Pemerintah dianggap kurang tegas dalam menyelesaikan permasalahan yang timbul karena dampak Covid-19. Dari sembako dan bantuan yang tidak merata, sampai utang negara yang kian menumpuk tak terduga. Gerakan sosial menjadi kuda politik identitas, bahkan kendaraan kampanye menjelang pemilihan ini dan itu.

Kesaktian dan ilmu budi luhur yang dimiliki oleh Wisanggeni adalah wujud dari pranata yang harus ditata ulang. Kejujuran yang berpihak kepada kemaslahatan menjadi dasar perjuangannya. Magreh rahayuning bawana atau mencari ketenteraman kehidupan adalah tujuan luhurnya.

Sebagai hamba ia tidak mengedepankan kesaktiannya, tetapi selalu mencari petunjuk kepada Yang Maha Kuasa dalam menyelesaikan setiap permasalahannya. Hal ini dibuktikan ketika ia harus melawan Dasamuka. Secara kapasitas ia mampu, tapi ia masih melibatkan rakyat biasa, yang dalam hal ini diwakili oleh Hanuman. Pandemi ini setidaknya adalah pemberian dari Tuhan. 

Kita tidak bisa mengecilkan para medis dengan berpedoman keimanan saja. Tetapi sebagai bentuk usaha tentu perlu apresiasi atas kinerjanya. Pun demikian dengan pemerintah.

New normal adalah sebentuk pranata sosial yang dibangun kembali. Persaudaraan, kepedulian sesama manusia, gotong royong dengan tetangga menjadi topangan kuat dalam menghadapi segala persoalan sosial. Jika Wisanggeni adalah wujud dari kerja sama antara masyarakat biasa dengan 'alim 'ulama, akademisi, pun pemegang kebijakan, maka pranata sosial yang dibentuk kembali adalah kehidupan saling peduli antara sesama tanpa membedakan status sosialnya.

Pola menjaga kedaulatan pangan dan kedaulatan sosial yang diwariskan oleh Wali Sanga, dalam hal ini Sunan Kali Jaga adalah konsep tanah perdikan. Dewasa ini dikenal dengan wakaf yang berpedoman akan kemaslahatan umat. 

Contoh sederhananya adalah dengan menanam pisang, papaya dan kelapa satu pohon saja. Di mana satu pohon itu diwakafkan untuk kemaslahatan umat. dengan kata lain dari umat untuk umat.
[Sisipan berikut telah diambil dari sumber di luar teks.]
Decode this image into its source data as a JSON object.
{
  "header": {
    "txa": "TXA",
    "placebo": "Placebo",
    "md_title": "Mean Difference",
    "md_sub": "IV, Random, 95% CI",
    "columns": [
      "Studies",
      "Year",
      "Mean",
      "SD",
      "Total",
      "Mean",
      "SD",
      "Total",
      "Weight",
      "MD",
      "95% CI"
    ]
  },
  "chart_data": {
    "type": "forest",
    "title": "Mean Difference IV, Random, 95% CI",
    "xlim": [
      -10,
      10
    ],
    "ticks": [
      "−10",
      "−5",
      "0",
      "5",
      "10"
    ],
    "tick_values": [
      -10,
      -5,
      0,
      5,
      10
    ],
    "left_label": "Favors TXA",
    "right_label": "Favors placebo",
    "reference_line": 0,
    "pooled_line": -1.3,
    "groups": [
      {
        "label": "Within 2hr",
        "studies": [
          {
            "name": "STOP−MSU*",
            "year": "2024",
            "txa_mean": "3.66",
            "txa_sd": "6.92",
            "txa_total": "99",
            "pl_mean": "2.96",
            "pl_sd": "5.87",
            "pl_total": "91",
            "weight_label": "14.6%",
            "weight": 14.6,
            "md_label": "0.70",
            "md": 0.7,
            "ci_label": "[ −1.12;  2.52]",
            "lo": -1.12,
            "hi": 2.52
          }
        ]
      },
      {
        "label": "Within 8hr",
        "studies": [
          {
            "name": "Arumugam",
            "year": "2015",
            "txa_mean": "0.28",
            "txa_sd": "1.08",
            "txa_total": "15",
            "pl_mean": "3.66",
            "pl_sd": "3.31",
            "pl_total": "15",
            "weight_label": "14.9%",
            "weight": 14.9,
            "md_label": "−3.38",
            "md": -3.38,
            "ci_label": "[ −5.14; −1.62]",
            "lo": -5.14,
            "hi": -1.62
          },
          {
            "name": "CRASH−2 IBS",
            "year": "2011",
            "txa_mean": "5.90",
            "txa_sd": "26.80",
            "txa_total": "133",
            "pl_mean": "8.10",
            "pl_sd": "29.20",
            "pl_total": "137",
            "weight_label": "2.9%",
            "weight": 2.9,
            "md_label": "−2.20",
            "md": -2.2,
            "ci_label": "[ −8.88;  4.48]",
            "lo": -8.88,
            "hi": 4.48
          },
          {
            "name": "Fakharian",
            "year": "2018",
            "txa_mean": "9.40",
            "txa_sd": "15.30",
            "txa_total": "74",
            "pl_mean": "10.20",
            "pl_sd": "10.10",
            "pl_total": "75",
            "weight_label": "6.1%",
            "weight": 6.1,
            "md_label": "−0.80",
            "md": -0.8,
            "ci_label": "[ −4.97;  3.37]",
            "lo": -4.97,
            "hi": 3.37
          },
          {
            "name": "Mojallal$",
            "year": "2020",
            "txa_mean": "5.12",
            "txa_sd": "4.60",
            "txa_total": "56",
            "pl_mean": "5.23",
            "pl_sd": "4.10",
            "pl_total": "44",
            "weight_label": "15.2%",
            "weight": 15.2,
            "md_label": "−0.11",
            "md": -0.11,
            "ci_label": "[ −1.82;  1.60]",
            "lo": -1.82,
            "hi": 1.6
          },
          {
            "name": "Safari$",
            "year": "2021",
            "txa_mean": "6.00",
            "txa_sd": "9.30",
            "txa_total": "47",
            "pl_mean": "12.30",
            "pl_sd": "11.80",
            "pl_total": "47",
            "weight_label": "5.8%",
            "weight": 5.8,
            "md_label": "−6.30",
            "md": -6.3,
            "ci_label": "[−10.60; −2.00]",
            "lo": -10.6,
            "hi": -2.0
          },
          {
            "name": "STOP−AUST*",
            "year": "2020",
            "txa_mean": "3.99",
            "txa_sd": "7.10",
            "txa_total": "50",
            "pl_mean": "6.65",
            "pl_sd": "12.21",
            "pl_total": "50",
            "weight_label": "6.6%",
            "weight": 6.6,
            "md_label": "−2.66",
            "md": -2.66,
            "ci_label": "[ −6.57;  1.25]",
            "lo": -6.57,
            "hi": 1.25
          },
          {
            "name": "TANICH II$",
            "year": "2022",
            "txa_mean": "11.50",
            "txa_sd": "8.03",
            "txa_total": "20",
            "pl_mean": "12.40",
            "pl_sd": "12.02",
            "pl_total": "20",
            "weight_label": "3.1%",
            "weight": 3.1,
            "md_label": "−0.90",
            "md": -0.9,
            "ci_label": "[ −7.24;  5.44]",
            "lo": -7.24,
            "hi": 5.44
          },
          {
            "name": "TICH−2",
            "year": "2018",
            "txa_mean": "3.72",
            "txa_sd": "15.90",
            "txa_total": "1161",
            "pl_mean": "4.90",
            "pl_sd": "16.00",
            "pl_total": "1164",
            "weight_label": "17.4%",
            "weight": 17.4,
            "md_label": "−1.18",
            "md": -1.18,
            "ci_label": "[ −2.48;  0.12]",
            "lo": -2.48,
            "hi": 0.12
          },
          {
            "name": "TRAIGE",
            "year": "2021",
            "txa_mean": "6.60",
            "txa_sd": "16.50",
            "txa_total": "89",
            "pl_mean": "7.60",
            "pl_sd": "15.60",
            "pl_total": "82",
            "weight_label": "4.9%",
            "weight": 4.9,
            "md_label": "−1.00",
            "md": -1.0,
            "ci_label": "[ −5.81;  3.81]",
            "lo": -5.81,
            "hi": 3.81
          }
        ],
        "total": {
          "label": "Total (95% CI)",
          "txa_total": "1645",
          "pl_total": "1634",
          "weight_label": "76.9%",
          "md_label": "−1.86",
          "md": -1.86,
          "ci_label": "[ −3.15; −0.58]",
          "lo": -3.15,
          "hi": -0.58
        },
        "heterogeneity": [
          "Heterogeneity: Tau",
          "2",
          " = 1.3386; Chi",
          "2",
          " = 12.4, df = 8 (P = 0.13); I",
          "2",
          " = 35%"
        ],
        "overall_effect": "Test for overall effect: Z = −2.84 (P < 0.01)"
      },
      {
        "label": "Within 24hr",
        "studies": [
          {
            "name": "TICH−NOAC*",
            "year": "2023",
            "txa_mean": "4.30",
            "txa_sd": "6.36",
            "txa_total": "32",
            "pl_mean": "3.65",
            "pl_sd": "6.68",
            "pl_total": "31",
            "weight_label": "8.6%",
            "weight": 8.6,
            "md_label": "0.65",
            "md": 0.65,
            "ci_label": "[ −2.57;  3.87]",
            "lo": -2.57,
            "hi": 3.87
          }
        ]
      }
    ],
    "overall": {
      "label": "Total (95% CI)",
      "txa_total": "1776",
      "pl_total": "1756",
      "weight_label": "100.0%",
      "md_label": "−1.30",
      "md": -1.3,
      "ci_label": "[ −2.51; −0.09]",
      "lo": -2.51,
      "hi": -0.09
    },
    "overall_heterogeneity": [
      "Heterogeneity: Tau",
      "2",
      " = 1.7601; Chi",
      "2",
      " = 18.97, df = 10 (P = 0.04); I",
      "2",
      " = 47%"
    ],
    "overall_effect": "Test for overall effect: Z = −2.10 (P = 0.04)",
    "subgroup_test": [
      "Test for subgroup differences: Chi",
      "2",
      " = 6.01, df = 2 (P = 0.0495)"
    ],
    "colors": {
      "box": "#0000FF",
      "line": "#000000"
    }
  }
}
Lantas di mana posisi 'alim 'ulama, ustaz, akademisi dan pemegang kebijakan? Posisinya adalah pembinaan dan perpanjangan tangan atas agama dan negara dalam pranata sosial, khususnya kedaulatan pangan dalam kondisi pandemi atau new normal yang akan datang.

Herakleitos mengatakan bahwa matahari yang terbit dari di pagi hari selalu baharu. Demikian juga dengan potensi dan kondisi kehidupan sosialnya. Peluang dan potensinya. Baik masyarakat biasa ataupun status sosial yang lainnya tentu akan kembali menjadi manusia biasa ketika masih membutuhkan manusia yang lainnya. Ujaran Jawa mengatakan aja dumeh!

Dengan kata lain, new normal bisa jadi kelahiran wisanggeni-wisanggeni atau justru kembalinya Niwatakawaca yang akan menebar keangkaramurkaan di muka bumi ini. Utamanya di negara ini, khususnya di wilayah terdekat kita.

Semoga semangat Wisanggeni mengalir dalam sendi-sendi kehidupan kita. Sehingga bukan kecemasan dan kepanikan yang makin menghantui, tetapi menjadi semangat persatuan dan kebersamaan saling peduli satu sama lainnya tanpa mengedepankan identitas-identitas tertentu, baik agama maupun status sosial.